Pea

What was the incontinent farmer's greatest problem? He managed his carrot patch but couldn't control his peas!

Pencil

As he threw the mechanical pencil toward me, I knew that if I didn't move, I would be lead into serious trouble.

Load

You are shore to find loads of jokes funny even if I can’t kelp you find the right ones.

Loads of jokes are funny as I’m shore you shall sea.

Avalanche

What's white and annoying at breakfast? An avalanche.

Why did little Suzy fall off the swing? She got hit by an axe.

Why did little Billy drop his ice cream? He got hit by a bus.

How do you make a plumber cry? Kill his family.

Fan

Q: I'm a famous athlete and I've got a lot of fans.
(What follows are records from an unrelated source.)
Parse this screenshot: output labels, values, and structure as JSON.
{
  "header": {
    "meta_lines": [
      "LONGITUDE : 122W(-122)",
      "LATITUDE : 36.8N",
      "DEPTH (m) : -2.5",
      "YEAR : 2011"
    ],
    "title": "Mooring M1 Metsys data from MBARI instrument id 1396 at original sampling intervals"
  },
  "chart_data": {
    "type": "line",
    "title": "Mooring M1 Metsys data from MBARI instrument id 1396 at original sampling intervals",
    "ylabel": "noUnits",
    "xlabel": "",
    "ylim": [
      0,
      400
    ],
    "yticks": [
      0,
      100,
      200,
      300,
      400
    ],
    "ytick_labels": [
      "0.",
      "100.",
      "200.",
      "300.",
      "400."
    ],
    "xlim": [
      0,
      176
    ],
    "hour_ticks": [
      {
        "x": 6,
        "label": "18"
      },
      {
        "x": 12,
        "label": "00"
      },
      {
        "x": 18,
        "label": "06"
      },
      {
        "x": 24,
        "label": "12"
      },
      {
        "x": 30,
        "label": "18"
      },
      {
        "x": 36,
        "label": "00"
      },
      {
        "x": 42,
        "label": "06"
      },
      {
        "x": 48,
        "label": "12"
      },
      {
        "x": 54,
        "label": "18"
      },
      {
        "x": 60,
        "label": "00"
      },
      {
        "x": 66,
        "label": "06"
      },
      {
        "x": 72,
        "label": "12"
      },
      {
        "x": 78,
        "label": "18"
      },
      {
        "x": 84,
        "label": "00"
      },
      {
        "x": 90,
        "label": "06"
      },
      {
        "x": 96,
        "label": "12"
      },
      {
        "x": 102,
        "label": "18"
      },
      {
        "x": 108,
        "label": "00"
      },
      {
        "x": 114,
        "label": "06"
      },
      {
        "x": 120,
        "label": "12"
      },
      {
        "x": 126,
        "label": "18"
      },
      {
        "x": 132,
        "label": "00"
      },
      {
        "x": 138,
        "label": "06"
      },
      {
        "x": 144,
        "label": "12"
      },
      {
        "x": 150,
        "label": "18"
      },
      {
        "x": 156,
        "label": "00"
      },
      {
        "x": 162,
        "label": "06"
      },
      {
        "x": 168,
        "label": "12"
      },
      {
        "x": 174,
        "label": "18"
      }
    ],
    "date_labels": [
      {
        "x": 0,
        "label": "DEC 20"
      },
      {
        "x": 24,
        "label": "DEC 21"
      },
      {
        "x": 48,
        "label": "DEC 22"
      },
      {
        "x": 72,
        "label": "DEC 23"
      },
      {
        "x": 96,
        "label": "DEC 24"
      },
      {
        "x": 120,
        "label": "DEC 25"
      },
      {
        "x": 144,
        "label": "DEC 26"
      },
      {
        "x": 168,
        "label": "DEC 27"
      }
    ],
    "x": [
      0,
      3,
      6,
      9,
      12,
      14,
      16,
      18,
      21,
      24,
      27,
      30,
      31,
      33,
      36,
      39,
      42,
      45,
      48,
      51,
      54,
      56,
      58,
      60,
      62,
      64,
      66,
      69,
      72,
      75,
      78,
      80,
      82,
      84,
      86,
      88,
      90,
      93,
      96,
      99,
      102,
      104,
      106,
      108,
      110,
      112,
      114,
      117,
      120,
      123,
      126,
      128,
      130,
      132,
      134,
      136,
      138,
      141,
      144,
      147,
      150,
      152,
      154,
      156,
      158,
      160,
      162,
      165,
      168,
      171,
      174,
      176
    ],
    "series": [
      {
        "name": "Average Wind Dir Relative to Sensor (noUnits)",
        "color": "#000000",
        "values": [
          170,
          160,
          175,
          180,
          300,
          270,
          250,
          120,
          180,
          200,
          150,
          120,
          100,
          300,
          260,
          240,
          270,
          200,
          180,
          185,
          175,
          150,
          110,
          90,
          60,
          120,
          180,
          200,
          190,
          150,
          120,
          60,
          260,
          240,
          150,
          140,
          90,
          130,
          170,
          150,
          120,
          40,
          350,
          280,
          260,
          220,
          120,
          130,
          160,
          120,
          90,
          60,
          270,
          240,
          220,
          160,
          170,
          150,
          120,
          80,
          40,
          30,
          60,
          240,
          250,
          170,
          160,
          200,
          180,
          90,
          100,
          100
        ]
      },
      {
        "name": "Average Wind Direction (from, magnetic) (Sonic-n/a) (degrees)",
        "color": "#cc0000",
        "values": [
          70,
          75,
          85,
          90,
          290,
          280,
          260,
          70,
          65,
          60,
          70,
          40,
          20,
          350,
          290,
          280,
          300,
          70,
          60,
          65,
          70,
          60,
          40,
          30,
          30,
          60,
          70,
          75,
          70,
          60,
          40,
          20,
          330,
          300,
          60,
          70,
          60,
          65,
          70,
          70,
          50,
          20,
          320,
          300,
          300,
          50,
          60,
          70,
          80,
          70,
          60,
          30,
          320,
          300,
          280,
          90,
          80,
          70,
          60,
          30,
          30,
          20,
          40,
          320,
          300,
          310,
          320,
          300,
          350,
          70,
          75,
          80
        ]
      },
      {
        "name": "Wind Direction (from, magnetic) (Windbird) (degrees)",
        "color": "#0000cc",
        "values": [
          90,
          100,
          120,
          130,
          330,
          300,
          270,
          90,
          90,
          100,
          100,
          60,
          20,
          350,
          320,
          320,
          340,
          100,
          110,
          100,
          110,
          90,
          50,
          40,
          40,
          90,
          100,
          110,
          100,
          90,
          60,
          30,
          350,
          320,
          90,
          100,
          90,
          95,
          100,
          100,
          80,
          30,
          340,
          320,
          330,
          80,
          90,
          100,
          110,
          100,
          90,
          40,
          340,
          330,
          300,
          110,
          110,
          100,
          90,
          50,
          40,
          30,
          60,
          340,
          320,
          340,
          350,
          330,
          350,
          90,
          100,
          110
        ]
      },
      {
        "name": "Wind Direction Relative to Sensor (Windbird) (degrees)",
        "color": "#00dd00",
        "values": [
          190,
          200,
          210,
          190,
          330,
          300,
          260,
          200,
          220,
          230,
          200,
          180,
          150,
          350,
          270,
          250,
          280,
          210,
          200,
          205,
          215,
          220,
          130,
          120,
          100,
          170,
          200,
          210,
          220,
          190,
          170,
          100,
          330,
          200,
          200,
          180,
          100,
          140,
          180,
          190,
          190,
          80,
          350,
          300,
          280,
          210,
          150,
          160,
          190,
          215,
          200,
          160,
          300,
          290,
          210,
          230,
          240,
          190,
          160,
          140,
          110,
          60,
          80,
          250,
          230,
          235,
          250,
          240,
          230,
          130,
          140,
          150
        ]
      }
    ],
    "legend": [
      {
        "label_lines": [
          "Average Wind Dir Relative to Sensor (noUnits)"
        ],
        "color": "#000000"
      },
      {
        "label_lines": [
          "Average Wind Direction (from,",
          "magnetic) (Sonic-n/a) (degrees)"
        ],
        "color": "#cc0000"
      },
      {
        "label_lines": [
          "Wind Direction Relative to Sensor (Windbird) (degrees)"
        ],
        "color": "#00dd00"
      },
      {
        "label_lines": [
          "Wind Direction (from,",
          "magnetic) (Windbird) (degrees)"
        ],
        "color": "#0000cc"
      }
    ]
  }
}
A: Is that why I never see you sweat?

Rat

This rat did the most amazing thing ever; it was pretty radical, dude.

Dollar

One dollar bill is with a five dollar bill. The five says, "I make more cents than you."

Dough

The bakery I worked at got robbed. They demanded the dough; apparently, it couldn't be baked first.

Fish

What did the fish say to the other fish?

"I want my life to be H2O-ver!"

Car

My car fell in a ditch today. Didn't want any more cars falling, so I put a car-pet over it.